If India were to ratify the United Nations Convention Against Corruption — which India signed in 2005 but is still "studying" — the government could not only divulge the 26 names that Germany revealed but also the names of countless others, he argues. "If they were serious about investigating this illegal money they could easily do so," Bhushan said.
The Indian government has been roundly criticized by the Supreme Court and opposition parties for failing to publicize the names of the individuals involved or launch proceedings against them.
"You know the names and where the money is," the Supreme Court admonished on Thursday. "What action have you taken when you came to know that they have stashed money in foreign banks?"

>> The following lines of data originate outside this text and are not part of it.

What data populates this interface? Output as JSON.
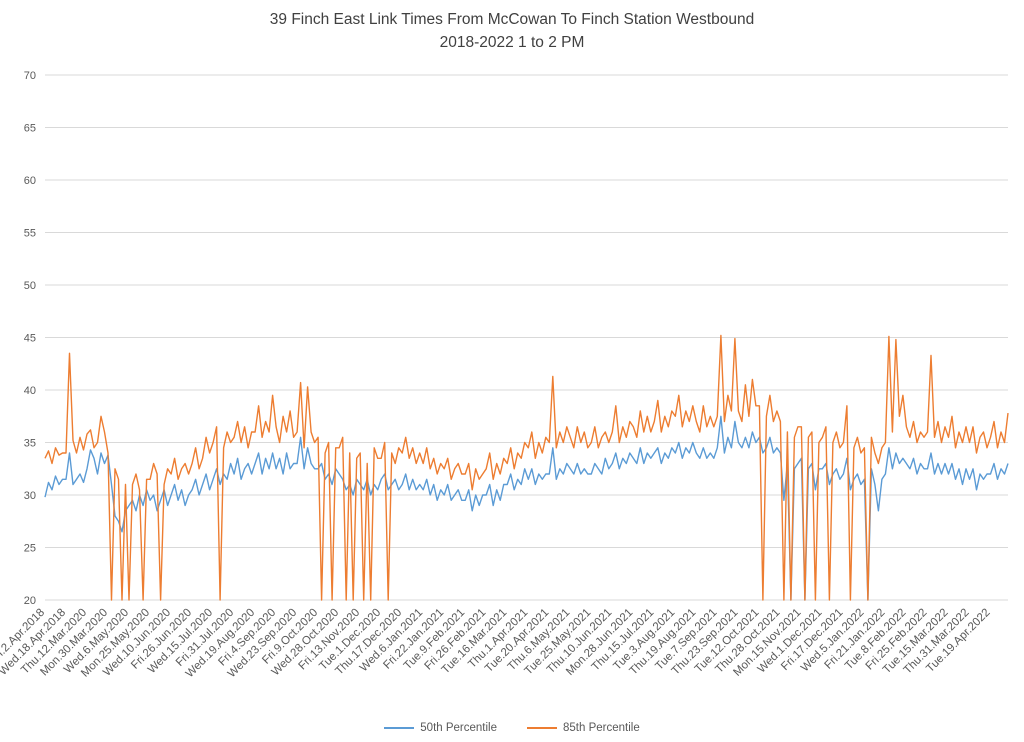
{
  "chart_data": {
    "type": "line",
    "title": "39 Finch East Link Times From McCowan To Finch Station Westbound 2018-2022 1 to 2 PM",
    "title_line1": "39 Finch East Link Times From McCowan To Finch Station Westbound",
    "title_line2": "2018-2022 1 to 2 PM",
    "xlabel": "",
    "ylabel": "",
    "ylim": [
      20,
      70
    ],
    "yticks": [
      20,
      25,
      30,
      35,
      40,
      45,
      50,
      55,
      60,
      65,
      70
    ],
    "grid": true,
    "legend_position": "bottom",
    "grid_color": "#D9D9D9",
    "axis_text_color": "#595959",
    "title_color": "#404040",
    "points_per_category": 6,
    "categories": [
      "Mon.2.Apr.2018",
      "Wed.18.Apr.2018",
      "Thu.12.Mar.2020",
      "Mon.30.Mar.2020",
      "Wed.6.May.2020",
      "Mon.25.May.2020",
      "Wed.10.Jun.2020",
      "Fri.26.Jun.2020",
      "Wed.15.Jul.2020",
      "Fri.31.Jul.2020",
      "Wed.19.Aug.2020",
      "Fri.4.Sep.2020",
      "Wed.23.Sep.2020",
      "Fri.9.Oct.2020",
      "Wed.28.Oct.2020",
      "Fri.13.Nov.2020",
      "Tue.1.Dec.2020",
      "Thu.17.Dec.2020",
      "Wed.6.Jan.2021",
      "Fri.22.Jan.2021",
      "Tue.9.Feb.2021",
      "Fri.26.Feb.2021",
      "Tue.16.Mar.2021",
      "Thu.1.Apr.2021",
      "Tue.20.Apr.2021",
      "Thu.6.May.2021",
      "Tue.25.May.2021",
      "Thu.10.Jun.2021",
      "Mon.28.Jun.2021",
      "Thu.15.Jul.2021",
      "Tue.3.Aug.2021",
      "Thu.19.Aug.2021",
      "Tue.7.Sep.2021",
      "Thu.23.Sep.2021",
      "Tue.12.Oct.2021",
      "Thu.28.Oct.2021",
      "Mon.15.Nov.2021",
      "Wed.1.Dec.2021",
      "Fri.17.Dec.2021",
      "Wed.5.Jan.2022",
      "Fri.21.Jan.2022",
      "Tue.8.Feb.2022",
      "Fri.25.Feb.2022",
      "Tue.15.Mar.2022",
      "Thu.31.Mar.2022",
      "Tue.19.Apr.2022"
    ],
    "series": [
      {
        "name": "50th Percentile",
        "color": "#5B9BD5",
        "values": [
          29.8,
          31.2,
          30.5,
          31.8,
          31,
          31.5,
          31.5,
          34,
          31,
          31.5,
          32,
          31.2,
          32.5,
          34.3,
          33.5,
          32,
          34,
          33,
          33.8,
          31,
          28,
          27.5,
          26.5,
          28.5,
          29,
          29.5,
          28.5,
          30,
          29,
          30.5,
          29.5,
          30,
          28.5,
          29.5,
          30.5,
          29,
          30,
          31,
          29.5,
          30.5,
          29,
          30,
          30.5,
          31.5,
          30,
          31,
          32,
          30.5,
          31.5,
          32.5,
          31,
          32,
          31.5,
          33,
          32,
          33.5,
          31.5,
          32.5,
          33,
          32,
          33,
          34,
          32,
          33.5,
          32.5,
          34,
          32.5,
          33.5,
          32,
          34,
          32.5,
          33,
          33,
          35.5,
          32.5,
          34.5,
          33,
          32.5,
          32.5,
          33,
          31.5,
          32,
          31,
          32.5,
          32,
          31.5,
          30.5,
          31,
          30,
          31.5,
          31,
          30.5,
          31.5,
          30,
          31,
          30.5,
          31.5,
          32,
          30.5,
          31,
          31.5,
          30.5,
          31,
          32,
          30.5,
          31.5,
          30.5,
          31,
          30.5,
          31.5,
          30,
          31,
          29.5,
          30.5,
          30,
          31,
          29.5,
          30,
          30.5,
          29.5,
          29.5,
          30.5,
          28.5,
          30,
          29,
          30,
          30,
          31,
          29,
          30.5,
          29.5,
          31,
          31,
          32,
          30.5,
          31.5,
          31,
          32.5,
          31.5,
          32.5,
          31,
          32,
          31.5,
          32,
          32,
          34.5,
          31.5,
          32.5,
          32,
          33,
          32.5,
          32,
          33,
          32,
          32.5,
          32,
          32,
          33,
          32.5,
          32,
          33.5,
          32.5,
          33,
          34,
          32.5,
          33.5,
          33,
          34,
          33.5,
          33,
          34.5,
          33,
          34,
          33.5,
          34,
          34.5,
          33,
          34,
          33.5,
          34.5,
          34,
          35,
          33.5,
          34.5,
          34,
          35,
          34,
          33.5,
          34.5,
          33.5,
          34,
          33.5,
          34.5,
          37.5,
          34,
          35.5,
          34.5,
          37,
          35,
          34.5,
          35.5,
          34.5,
          36,
          35,
          35.5,
          34,
          34.5,
          35.5,
          34,
          34.5,
          34,
          29.5,
          33,
          20,
          32.5,
          33,
          33.5,
          20,
          32.5,
          33,
          30.5,
          32.5,
          32.5,
          33,
          31,
          32,
          32.5,
          31.5,
          32,
          33.5,
          30.5,
          31.5,
          32,
          31,
          31.5,
          20,
          32.5,
          31,
          28.5,
          31.5,
          32,
          34.5,
          32.5,
          34,
          33,
          33.5,
          33,
          32.5,
          33.5,
          32,
          33,
          32.5,
          32.5,
          34,
          32,
          33,
          32,
          33,
          32,
          33,
          31.5,
          32.5,
          31,
          32.5,
          31.5,
          32.5,
          30.5,
          32,
          31.5,
          32,
          32,
          33,
          31.5,
          32.5,
          32,
          33
        ]
      },
      {
        "name": "85th Percentile",
        "color": "#ED7D31",
        "values": [
          33.5,
          34.2,
          33,
          34.5,
          33.8,
          34,
          34,
          43.5,
          35.2,
          34,
          35.5,
          34.3,
          35.8,
          36.2,
          34.5,
          35,
          37.5,
          36,
          34,
          20,
          32.5,
          31.5,
          20,
          31,
          20,
          31,
          32,
          30.5,
          20,
          31.5,
          31.5,
          33,
          32,
          20,
          31,
          32.5,
          32,
          33.5,
          31.5,
          32.5,
          33,
          32,
          33,
          34.5,
          32.5,
          33.5,
          35.5,
          34,
          35,
          36.5,
          20,
          34.5,
          36,
          35,
          35.5,
          37,
          35,
          36.5,
          34.5,
          36,
          36,
          38.5,
          35.5,
          37,
          36,
          39.5,
          36.5,
          35,
          37.5,
          36,
          38,
          35.5,
          36,
          40.7,
          34.5,
          40.3,
          36,
          35,
          35.5,
          20,
          34,
          35,
          20,
          34.5,
          34.5,
          35.5,
          20,
          34,
          20,
          33.5,
          34,
          20,
          33,
          20,
          34.5,
          33.5,
          33.5,
          35,
          20,
          34,
          33,
          34.5,
          34,
          35.5,
          33.5,
          34.5,
          33,
          34,
          33,
          34.5,
          32.5,
          33.5,
          32,
          33,
          32.5,
          33.5,
          31.5,
          32.5,
          33,
          32,
          32,
          33,
          30.5,
          32.5,
          31.5,
          32,
          32.5,
          34,
          31.5,
          33,
          32,
          33.5,
          33,
          34.5,
          32.5,
          34,
          33.5,
          35,
          34.5,
          36,
          33.5,
          35,
          34,
          35.5,
          35,
          41.3,
          34.5,
          36,
          35,
          36.5,
          35.5,
          34.5,
          36.5,
          35,
          36,
          34.5,
          35,
          36.5,
          34.5,
          35.5,
          36,
          35,
          36,
          38.5,
          35,
          36.5,
          35.5,
          37,
          36.5,
          35.5,
          38,
          36,
          37.5,
          36,
          37,
          39,
          36,
          37.5,
          36.5,
          38,
          37.5,
          39.5,
          36.5,
          38,
          37,
          38.5,
          37,
          36,
          38.5,
          36.5,
          37.5,
          36.5,
          37.5,
          45.2,
          37,
          39.5,
          38,
          44.9,
          38,
          37,
          40.5,
          37.5,
          41,
          38.5,
          38.5,
          20,
          37.5,
          39.5,
          37,
          38,
          37,
          20,
          36,
          20,
          35.5,
          36.5,
          36.5,
          20,
          35.5,
          36,
          20,
          35,
          35.5,
          36.5,
          20,
          35,
          36,
          34.5,
          35,
          38.5,
          20,
          34.5,
          35.5,
          34,
          34.5,
          20,
          35.5,
          34,
          33,
          34.5,
          35,
          45.1,
          36,
          44.8,
          37.5,
          39.5,
          36.5,
          35.5,
          37,
          35,
          36,
          35.5,
          36,
          43.3,
          35.5,
          37,
          35,
          36.5,
          35.5,
          37.5,
          34.5,
          36,
          35,
          36.5,
          35,
          36.5,
          34,
          35.5,
          36,
          34.5,
          35.5,
          37,
          34.5,
          36,
          35,
          37.8
        ]
      }
    ]
  }
}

For its part, the government claims that it cannot follow the money trail because of confidentiality clauses in its double-taxation avoidance agreement with Germany. But critics suggest that argument, as well as claims that the names cannot be divulged without compromising the investigation into the offenders, are just stalling tactics to protect unknown powerful people on the list.
"That [argument] is utterly dishonest," said Bhushan. "Germany openly offered this information to all the countries. It was not even information pertaining to German entities. It was pertaining to account holders to a bank in Liechtenstein, so there was no condition that it would not be revealed."
One of the reasons for the government's prevarication, says Bhushan, is that the illegal funds may also comprise billions of dollars in bribes paid to political parties and public officials.
The signs are pretty grim. Even as prime minister Manmohan Singh has been fighting the impression that his government has allowed corruption to thrive, his solicitor general has been battling tooth and nail to stall the investigation into ill-gotten gains.
Meanwhile, though the Supreme Court has taken an aggressive stance in this case, the judiciary is itself under fire for alleged corruption — after battling to prevent its judges from being forced to reveal their financial assets. As it turns out, the head of the central vigilance commission responsible for investigating all this alleged chicanery was appointed even while he himself faced corruption charges in his home state.
"The watchdog for corruption cases is touted to be corrupt, the judiciary that's looking into the matter is apparently corrupt, and the government is now defending people involved in black money and money laundering," said a lawyer close to the proceedings. "It's quite incredible."